Community newspaper serving the Key Peninsula residents

Saved by fate
Local hero honored by Red Cross

 

By Lori Colbo, KP News

 

Webster’s dictionary defines a hero as “a person of great courage and spirit… any admirable or highly regarded man.” The Red Cross program, Real Heroes, recently honored Rick Coovert, a Key Peninsula resident, as a bona fide hero for keeping a cool head and acting quickly to help save the life of Phil Radcliffe during a very serious saw accident in December 2006. Coovert received the State Farm Good Neighbor of the Year award from the Red Cross.


Phil Radcliffe (right) and Rick Coovert are heroes to each other,
though Coovert was officially recognized as one by the Red Cross.
Photo by Karina Whitmarsh

Many may remember Radcliffe’s saw accident in which he was caught in his saw and cut from sternum to midleg. His intestines were exposed as well. What many didn’t hear about that accident is the calm, timely way that Coovert, who was visiting with Radcliffe that day, responded to the accident. Coovert took action quickly by turning off the saw, which to this day he does not remember doing.

Trained and certified in first aid many times over, Coovert quickly assessed Radcliffe’s condition. “I saw more of Phil than I cared too,” he says.

He looked for arterial bleeding, which he could not find. Actually, according to him, there was not a lot of profuse bleeding. He sat Radcliffe down and went to call 911. While he was making the call, Coovert looked out the window to see Radcliffe heading toward his shop in a golf cart. Coovert went out to him, got him out of the cart and laid him on a couch in the shop, then went out to meet the ambulance since Radcliffe had changed locations on the property.

“If Rick had not been there, I would have laid down and died,” Radcliffe says.

Coovert is convinced to this day that his being at Radcliffe’s on that particular day, at that particular time was divinely arranged. “I am convinced that I was supposed to be there,” he says.

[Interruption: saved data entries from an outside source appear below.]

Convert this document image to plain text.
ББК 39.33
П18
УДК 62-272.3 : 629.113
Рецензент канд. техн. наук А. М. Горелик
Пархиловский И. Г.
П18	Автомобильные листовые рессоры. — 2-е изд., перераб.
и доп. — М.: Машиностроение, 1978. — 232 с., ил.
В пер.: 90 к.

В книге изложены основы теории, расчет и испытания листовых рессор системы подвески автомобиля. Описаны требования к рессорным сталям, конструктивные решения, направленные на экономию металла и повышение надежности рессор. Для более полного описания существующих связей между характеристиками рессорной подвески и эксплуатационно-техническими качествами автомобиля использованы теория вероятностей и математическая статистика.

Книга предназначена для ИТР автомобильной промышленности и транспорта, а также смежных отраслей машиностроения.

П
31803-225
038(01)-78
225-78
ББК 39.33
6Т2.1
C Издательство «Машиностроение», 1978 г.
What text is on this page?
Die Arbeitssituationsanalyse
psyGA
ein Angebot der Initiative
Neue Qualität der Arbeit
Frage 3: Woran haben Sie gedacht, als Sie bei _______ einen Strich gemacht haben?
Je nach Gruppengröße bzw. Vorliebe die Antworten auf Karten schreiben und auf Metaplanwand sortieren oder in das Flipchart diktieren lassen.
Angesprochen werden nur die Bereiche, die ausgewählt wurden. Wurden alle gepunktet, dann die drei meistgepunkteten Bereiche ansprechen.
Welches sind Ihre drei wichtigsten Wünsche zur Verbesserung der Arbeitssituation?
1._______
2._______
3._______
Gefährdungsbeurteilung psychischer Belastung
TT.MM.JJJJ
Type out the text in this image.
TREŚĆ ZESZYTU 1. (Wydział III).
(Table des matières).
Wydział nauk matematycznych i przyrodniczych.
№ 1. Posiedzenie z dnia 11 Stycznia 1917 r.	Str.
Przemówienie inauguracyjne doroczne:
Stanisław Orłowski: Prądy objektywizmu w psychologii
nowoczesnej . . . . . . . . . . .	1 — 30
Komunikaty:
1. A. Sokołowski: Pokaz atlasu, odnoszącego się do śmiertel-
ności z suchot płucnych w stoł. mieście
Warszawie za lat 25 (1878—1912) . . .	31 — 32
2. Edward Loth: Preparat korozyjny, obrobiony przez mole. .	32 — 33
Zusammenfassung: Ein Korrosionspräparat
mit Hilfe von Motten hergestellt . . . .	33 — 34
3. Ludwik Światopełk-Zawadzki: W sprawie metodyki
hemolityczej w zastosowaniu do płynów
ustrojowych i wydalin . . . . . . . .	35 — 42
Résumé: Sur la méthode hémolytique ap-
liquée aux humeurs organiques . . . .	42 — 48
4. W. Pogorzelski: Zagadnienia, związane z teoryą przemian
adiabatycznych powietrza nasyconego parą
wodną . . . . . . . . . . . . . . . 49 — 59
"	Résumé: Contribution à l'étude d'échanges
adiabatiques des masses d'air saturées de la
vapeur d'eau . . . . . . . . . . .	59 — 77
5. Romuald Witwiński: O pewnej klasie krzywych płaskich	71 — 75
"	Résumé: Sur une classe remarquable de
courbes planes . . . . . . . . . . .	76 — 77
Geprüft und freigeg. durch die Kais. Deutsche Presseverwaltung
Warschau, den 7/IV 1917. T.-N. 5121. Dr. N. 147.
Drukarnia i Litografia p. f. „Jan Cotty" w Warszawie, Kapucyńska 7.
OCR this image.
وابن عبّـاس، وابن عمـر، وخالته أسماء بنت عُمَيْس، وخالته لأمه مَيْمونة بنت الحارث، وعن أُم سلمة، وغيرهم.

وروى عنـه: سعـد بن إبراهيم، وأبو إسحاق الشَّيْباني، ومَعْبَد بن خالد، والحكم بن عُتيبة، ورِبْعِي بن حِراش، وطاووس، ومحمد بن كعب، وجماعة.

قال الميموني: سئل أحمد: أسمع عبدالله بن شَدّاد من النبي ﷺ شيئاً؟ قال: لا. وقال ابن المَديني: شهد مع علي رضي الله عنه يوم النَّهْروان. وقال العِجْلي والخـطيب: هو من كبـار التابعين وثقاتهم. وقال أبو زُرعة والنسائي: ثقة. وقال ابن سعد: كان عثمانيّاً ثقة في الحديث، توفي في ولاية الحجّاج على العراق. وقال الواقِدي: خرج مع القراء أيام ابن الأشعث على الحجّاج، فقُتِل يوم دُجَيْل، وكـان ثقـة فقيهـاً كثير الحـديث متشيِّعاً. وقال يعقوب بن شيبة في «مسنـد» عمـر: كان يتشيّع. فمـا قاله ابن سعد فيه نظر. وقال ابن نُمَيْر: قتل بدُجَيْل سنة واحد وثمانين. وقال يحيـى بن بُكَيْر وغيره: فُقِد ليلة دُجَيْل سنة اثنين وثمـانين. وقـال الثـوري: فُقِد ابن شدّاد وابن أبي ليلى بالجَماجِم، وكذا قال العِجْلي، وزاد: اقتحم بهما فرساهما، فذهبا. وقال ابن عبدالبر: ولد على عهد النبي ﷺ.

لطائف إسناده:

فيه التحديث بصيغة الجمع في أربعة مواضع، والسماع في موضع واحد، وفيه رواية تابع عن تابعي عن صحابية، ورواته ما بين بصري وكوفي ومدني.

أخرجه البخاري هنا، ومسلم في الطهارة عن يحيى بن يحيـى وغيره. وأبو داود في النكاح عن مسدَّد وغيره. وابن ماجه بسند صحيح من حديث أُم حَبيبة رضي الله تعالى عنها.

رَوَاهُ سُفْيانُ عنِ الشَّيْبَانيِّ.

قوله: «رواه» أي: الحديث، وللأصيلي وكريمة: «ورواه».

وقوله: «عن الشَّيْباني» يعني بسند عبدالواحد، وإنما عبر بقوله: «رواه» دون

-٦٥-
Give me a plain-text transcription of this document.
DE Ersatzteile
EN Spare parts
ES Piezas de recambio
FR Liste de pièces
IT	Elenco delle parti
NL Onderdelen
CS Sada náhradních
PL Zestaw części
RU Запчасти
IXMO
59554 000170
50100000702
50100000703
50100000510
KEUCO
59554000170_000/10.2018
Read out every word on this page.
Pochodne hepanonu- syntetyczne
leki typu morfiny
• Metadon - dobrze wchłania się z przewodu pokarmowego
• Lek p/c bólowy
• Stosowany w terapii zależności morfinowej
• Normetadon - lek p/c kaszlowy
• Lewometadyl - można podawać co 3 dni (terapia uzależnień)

The two men have been friends since they were 5 years old. Both lived in Tacoma and went to school together for many years. Radcliffe’s family owned property out near Silverbow Farm since the early 1900s. In the ’50s, Coovert’s family bought the property adjacent to Radcliffe’s. Phil moved there in 1965 and Coovert came out about 10 years ago.

Coovert has high praise for Radcliffe, as he helped Coovert’s parents tirelessly when they lived on the property and Coovert’s father had Alzheimer’s. Coovert lived 25 miles away at the time and couldn’t get out there as much as he wanted to. Radcliffe filled in and Coovert is full of gratitude, saying, “I’m glad in a way that I could be there for Phil after all he did for my parents.” In his mind, Radcliffe is the real hero.

Radcliffe was hospitalized for 115 days and has had 28 surgeries, which included cutting out 18 inches of damaged intestines and many skin grafts. Today he is fit and healthy and gives all the praise to the Harborview Medical Center trauma team and all the doctors and nurses who helped him.

“I can’t speak highly enough of Harborview and their staff,” he says. When the doctor in charge saw Radcliffe’s injuries, he did not think his patient would make it. But Radcliffe defied all the odds and survived.

“I think this is about his phenomenal will to live,” Coovert says. Radcliffe is now aptly called “the miracle man” by all the doctors and staff at Harborview, and that he is. Coovert, on the other hand, is called the hero who saved the day, though he is not comfortable with that title. Both are men of “great courage and spirit, admirable and highly regarded.” That they were meant to be together on that fateful day cannot be denied.